Watching the clip from the proposed documentary above, I can’t help but be struck by how Dockstader seems so much as he did in that series of b&w photographs taken in 1966, during the recording sessions for Omniphony. A tall figure towering over the equipment, the hairless head gleaming under the overheard lights, and - in many of the images - some sort of smile across his mug, as if there were nothing else in the world he’d rather be doing than pushing sounds around, exploring new sonic syntaxes. One can’t help but wondering if his early jobbing as a film editor didn’t have something to do with why it is his pieces - when stacked alongside those of his then-contemporaries - moved with such brisk fluidity.

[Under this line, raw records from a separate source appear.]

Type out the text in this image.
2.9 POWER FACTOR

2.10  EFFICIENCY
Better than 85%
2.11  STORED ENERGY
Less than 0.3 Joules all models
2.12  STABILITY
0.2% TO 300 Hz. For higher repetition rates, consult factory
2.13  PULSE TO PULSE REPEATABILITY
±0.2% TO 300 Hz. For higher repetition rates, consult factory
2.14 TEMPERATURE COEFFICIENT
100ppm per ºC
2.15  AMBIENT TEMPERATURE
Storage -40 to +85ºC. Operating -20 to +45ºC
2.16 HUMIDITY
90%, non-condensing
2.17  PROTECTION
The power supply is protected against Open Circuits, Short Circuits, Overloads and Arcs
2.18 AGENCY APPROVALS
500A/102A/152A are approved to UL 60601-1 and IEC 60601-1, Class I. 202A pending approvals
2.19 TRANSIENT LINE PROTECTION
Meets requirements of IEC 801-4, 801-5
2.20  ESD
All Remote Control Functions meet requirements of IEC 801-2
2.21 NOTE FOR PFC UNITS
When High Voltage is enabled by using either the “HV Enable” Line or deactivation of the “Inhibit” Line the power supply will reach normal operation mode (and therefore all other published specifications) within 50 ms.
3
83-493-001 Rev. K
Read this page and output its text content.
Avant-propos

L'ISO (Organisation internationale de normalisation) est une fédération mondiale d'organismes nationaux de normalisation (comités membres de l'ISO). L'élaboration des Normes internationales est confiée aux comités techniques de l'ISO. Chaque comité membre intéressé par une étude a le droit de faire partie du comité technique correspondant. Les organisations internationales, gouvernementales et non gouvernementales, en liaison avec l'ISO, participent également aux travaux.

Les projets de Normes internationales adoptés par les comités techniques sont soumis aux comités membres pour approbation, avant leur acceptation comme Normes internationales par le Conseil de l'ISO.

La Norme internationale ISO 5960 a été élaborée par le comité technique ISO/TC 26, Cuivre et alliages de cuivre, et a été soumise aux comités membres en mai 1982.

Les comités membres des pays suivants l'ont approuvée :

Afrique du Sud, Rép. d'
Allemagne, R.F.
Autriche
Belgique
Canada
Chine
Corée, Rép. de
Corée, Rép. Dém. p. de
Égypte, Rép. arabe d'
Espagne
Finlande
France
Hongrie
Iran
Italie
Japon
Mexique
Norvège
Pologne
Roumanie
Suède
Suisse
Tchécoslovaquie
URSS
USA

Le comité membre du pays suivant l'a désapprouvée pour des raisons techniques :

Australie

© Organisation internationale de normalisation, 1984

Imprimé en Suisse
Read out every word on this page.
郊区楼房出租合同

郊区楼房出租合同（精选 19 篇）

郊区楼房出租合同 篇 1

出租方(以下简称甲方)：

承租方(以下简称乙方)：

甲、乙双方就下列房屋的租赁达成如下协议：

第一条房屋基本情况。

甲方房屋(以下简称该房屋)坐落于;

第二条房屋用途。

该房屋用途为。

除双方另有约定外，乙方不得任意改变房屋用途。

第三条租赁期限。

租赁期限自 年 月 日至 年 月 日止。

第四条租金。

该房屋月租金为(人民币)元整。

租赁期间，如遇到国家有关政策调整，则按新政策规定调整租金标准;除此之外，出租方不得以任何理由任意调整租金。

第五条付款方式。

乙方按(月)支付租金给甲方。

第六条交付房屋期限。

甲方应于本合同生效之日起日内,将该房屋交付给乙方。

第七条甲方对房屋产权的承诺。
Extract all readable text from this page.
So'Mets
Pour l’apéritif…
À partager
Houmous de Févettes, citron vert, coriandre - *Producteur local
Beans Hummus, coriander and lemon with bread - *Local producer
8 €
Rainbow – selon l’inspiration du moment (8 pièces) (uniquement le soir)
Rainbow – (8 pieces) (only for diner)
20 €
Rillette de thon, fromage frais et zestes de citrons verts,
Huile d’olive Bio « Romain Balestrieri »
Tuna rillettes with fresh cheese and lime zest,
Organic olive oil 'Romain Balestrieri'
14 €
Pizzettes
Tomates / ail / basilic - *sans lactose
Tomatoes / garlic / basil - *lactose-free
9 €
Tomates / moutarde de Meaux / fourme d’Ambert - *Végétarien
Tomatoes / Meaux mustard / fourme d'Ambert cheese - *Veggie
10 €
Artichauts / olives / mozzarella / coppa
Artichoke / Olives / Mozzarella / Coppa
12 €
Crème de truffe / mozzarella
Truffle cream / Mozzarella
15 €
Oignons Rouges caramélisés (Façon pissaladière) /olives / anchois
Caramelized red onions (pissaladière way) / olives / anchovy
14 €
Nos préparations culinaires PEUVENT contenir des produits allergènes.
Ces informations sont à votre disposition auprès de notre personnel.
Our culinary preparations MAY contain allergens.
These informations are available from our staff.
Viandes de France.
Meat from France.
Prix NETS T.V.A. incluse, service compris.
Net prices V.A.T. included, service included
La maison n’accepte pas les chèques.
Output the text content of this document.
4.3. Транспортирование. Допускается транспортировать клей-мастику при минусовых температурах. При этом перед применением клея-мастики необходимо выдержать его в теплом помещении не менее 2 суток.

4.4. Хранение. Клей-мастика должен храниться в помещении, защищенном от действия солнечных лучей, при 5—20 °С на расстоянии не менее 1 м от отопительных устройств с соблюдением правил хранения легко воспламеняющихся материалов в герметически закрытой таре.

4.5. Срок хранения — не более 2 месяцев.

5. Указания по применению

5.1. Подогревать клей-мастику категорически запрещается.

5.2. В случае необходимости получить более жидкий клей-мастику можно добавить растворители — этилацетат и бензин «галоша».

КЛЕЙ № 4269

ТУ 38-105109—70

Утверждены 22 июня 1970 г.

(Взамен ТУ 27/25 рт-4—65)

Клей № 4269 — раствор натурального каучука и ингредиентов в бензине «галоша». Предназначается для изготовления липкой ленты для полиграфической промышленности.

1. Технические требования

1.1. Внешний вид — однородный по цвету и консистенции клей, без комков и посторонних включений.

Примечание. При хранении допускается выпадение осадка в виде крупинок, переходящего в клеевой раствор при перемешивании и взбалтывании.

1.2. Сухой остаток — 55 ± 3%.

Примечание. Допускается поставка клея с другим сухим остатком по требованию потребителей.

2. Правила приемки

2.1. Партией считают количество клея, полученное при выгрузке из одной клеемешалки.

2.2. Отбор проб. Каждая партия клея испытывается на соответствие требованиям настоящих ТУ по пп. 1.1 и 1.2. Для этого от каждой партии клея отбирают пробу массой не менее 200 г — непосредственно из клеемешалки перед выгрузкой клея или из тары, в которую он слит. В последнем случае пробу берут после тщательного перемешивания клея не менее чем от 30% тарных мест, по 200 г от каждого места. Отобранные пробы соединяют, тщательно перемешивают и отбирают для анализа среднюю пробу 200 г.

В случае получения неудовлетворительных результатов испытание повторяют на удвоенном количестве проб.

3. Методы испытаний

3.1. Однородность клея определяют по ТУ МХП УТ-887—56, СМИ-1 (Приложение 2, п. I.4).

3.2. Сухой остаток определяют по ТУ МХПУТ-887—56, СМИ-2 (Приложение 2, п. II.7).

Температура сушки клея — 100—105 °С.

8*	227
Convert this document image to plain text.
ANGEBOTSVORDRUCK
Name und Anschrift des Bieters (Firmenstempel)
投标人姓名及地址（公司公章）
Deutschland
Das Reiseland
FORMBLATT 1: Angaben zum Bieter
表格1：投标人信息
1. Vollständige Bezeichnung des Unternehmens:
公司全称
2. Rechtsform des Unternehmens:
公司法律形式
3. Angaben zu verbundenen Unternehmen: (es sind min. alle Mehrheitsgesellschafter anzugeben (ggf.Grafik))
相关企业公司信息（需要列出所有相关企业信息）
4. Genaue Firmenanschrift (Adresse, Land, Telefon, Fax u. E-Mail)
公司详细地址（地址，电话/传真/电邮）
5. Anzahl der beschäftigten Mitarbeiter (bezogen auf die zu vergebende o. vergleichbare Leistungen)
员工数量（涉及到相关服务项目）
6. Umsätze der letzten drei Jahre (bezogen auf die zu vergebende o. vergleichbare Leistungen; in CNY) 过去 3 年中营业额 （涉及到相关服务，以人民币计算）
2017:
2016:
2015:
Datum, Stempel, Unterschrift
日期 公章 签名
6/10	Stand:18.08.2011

From an interview with Chris Cutler, c. 1993:
"I'd done quite a lot of music in a relatively short time. I'd almost lived in that studio for six, seven years, engineering by day and doing my music in down-time, nights, and weekends there. Concrete and electronic music was an expensive music to make, then; it cost a lot in time and money - too much money, in those days, for some one working alone. And time... l was pushing those studio machines hard, and they were always breaking down and I had to stop and fix them right then, no waiting, so they'd be ready the next working day. A regular composer, what's the worst will happen? He breaks a pencil, he loses a few seconds. l break a big Ampex and you lose most of a day, or, in my case, your job if you can't get it working again. And the heat... The decks would get so hot you couldn't touch them and you'd have to turn them off to cool down for a while. It really was like a kitchen. I read, much later, where someone from those days - maybe Berio - said he couldn't believe he put in all that physical work that tape-music demanded. Of course, he had another way to make music: he went back to writing, as Stockhausen and most others did around that time, late 'Sixties, 'Seventies. I suspect many of them turned away with a sigh of relief. But, as I've said, I wanted to make music out of sound, not the other way around, even if I could have. And then, things were changing even while I was still at it. The 'Glorious Junkshop,' as someone called it, of [musique] concrète was closing. And it did."








And at a later point in the same interview:
"TD: I remember I got a couple of 'phone calls in the 'Eighties from someone, I don't remember his name, who said he was working in a group, composing, or trying to, and they were all listening to my LPs, and could I tell him what to do. I didn't know what to say to him, except, don't worry it, just do it. Because, I'd always worked alone, not even listening to other people's music then, let alone working in a group. So, what were they hearing in my music? I don't know; maybe - it's the hands.
CC: 'Hands'?
TD: Well - in painting, which I studied, seriously, in school, we used to say a painter we liked had 'good hands.' You could see his hand in the work, in the brush-work. This was early 'Fifties, with painters like DeKooning and Bacon; they had great hands. And, for me, like painting, making music was always a very physical thing, very tactile. I played those tape machines like a DJ plays turntables, rocking reels back and forth, pulling the tape through by hand. The only time I sat down was to edit - more hand-work - otherwise I was always in motion. ..."
I'm not so sure about the doco. But at the very least, maybe there should be a Kickstarter campaign to liberate and market the musical contents of Dockstader's hard drive.